Article intéressant grâce à la présentation naturelle des lieux traversés et des populations rencontrées. La neutralité de ton génère une froideur inattendue dans ce compte rendu de voyage. Comportement habituel de l’auteur ou peur d’être accusé de russophile ? L’analyse politique simple de la transformation des mentalités polonaises est fine et intelligente.

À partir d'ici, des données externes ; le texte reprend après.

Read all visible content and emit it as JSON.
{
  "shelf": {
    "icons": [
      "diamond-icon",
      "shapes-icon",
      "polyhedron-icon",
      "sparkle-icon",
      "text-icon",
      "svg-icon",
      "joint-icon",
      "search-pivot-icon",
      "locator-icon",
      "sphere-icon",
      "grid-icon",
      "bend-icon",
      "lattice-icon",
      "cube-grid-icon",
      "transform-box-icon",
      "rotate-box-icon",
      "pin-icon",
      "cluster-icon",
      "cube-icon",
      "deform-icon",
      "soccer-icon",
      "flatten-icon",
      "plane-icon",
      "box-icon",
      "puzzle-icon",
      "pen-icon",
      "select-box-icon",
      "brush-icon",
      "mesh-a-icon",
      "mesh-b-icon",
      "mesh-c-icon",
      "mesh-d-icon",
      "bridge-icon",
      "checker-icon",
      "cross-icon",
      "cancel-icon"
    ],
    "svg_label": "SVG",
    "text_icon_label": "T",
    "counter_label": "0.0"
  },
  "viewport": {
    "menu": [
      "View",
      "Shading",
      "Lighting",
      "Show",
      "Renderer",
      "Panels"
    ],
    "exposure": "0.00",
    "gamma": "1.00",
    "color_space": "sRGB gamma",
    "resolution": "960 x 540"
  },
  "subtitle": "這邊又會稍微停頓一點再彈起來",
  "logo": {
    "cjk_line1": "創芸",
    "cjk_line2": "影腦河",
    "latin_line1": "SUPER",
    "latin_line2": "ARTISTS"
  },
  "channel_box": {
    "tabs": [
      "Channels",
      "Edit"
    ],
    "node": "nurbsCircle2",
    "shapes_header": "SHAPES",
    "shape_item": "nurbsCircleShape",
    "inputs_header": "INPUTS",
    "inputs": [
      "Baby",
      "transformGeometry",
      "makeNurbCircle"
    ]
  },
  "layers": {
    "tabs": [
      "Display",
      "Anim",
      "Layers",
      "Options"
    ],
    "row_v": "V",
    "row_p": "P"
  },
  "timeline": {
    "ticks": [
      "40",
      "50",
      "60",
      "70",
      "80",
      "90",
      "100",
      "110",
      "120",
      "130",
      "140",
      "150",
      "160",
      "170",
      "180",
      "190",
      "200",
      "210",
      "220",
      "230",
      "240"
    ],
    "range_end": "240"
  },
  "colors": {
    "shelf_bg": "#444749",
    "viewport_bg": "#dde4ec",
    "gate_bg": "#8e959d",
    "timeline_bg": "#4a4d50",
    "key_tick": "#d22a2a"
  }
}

Elle met en exergue la question essentielle de la survie nationaliste de la Pologne située au carrefour du wokisme occidental mortifère et du respect des traditions qui ont fait la grandeur de ce pays de combattants paisibles mais aux réactions imprévisibles en cas de danger mortel.

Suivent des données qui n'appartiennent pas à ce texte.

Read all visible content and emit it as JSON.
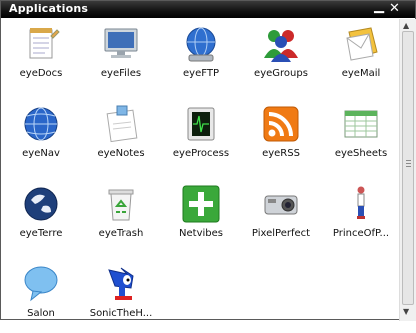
{
  "window": {
    "title": "Applications",
    "minimize_icon": "minimize-icon",
    "close_icon": "close-icon"
  },
  "apps": [
    {
      "label": "eyeDocs",
      "icon": "notepad-icon"
    },
    {
      "label": "eyeFiles",
      "icon": "monitor-icon"
    },
    {
      "label": "eyeFTP",
      "icon": "globe-transfer-icon"
    },
    {
      "label": "eyeGroups",
      "icon": "users-group-icon"
    },
    {
      "label": "eyeMail",
      "icon": "mail-icon"
    },
    {
      "label": "eyeNav",
      "icon": "globe-icon"
    },
    {
      "label": "eyeNotes",
      "icon": "note-icon"
    },
    {
      "label": "eyeProcess",
      "icon": "process-monitor-icon"
    },
    {
      "label": "eyeRSS",
      "icon": "rss-icon"
    },
    {
      "label": "eyeSheets",
      "icon": "spreadsheet-icon"
    },
    {
      "label": "eyeTerre",
      "icon": "earth-icon"
    },
    {
      "label": "eyeTrash",
      "icon": "trash-icon"
    },
    {
      "label": "Netvibes",
      "icon": "plus-icon"
    },
    {
      "label": "PixelPerfect",
      "icon": "camera-icon"
    },
    {
      "label": "PrinceOfP...",
      "icon": "prince-icon"
    },
    {
      "label": "Salon",
      "icon": "chat-bubble-icon"
    },
    {
      "label": "SonicTheH...",
      "icon": "sonic-icon"
    }
  ]
}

Visiter la Russie est “relativement facile”… quand on y va à pied moyennant sept heures d’attente sous le soleil ! Le problème, pour aller en Russie, ce sont les moyens de transport. Si vous n’avez visité que Moscou et Saint-Pétersbourg, il est normal que vous n’ayez rien vu de la guerre : le pouvoir laisse tranquilles ces villes de privilégiés et d’intellectuels où les fonctionnaires et les oligarques sont nombreux. Les jeunes y sont théoriquement mobilisables, mais la police ne va pas les chercher chez eux ; beaucoup se sont d’ailleurs exilés par précaution. Les victimes de cette guerre de grignotage du terrain très coûteuse en hommes sont prélevées dans les petites villes, notamment dans le Caucase et en Sibérie. Le régime craint manifestement que la guerre finisse par susciter un mouvement de rejet comme pour l’Afghanistan, dont l’URSS s’est retirée à la suite non d’une défaite militaire mais d’une rébellion des familles. Bien entendu, vous n’avez pas entendu parler de la guerre, surtout si vous ne parlez pas russe : croyez-vous que les gens livrent le fond de leur pensée à un inconnu, toujours susceptible d’être membre du FSB ?

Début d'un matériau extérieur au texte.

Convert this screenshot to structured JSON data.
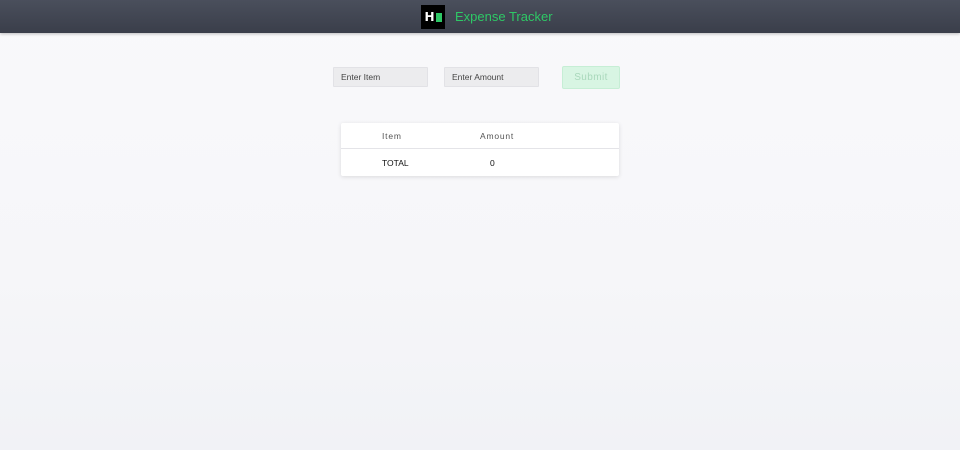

Un bon commentaire. Mais pour ceux qui connaissent, ou simplement visitent “la Russie de Poutine”, il n’y a rien d’étonnant, sinon la vision d’un changement drastique comparé à la Russie d’antan cloîtrée au tourisme international. Toutefois, cette reconvertion moderne du pays est surtout notable dans la “Russie Européenne”. L’Est, c’est à dire au-delà de l’Oural, est encore à un stade “primaire”, à l’exclusion de certaines villes comme Vladivostok, proches des frontières des pays asiatiques. J’ajoute, en connaissance de cause, que la barrière de la langue peut s’averer être un handicap. Cela ne se remarque peut-être pas tellement à Moscou ou à Saint-Petersbourg, mais cela l’est dans le reste du pays. A cet égard, j’ajoute que les “piriviotchiky” (Traducteurs en russe) qui d’autorité accompagnent les groupes de Touristes sont toujours présents. Autrefois (Avant Poutine) ils faisaient partie d’une milice, et leur présence consistait à “surveiller” les visiteurs, éviter tout “écart” du touriste, et bien entendu faire un rapport par la suite. Pour moi qui suis Russe de langue maternelle, je n’en ai pas vraiment souffert, mais j’ai ressenti à plus d’une reprise une certaine gêne de la part de notre “Accompagnateur” lorsque je m’adressais, ou posais des questions pertinentes à certaines personnes de la population. Toutefois, pour résumer, je dirais simplement que “l’Ere Poutine” à gommé quelque peu cet aspect un rien gênant, (“Bolchevique” diront certains) envers tout visiteur de la Russie moderne.
Récit de voyage pratique, objectif et intéressant, merci à vous Lionel Baland.
Commentaires intéressants aussi, hormis la tirade qui remet en cause le bien-fondé de l’opération militaire spéciale menée par la Russie.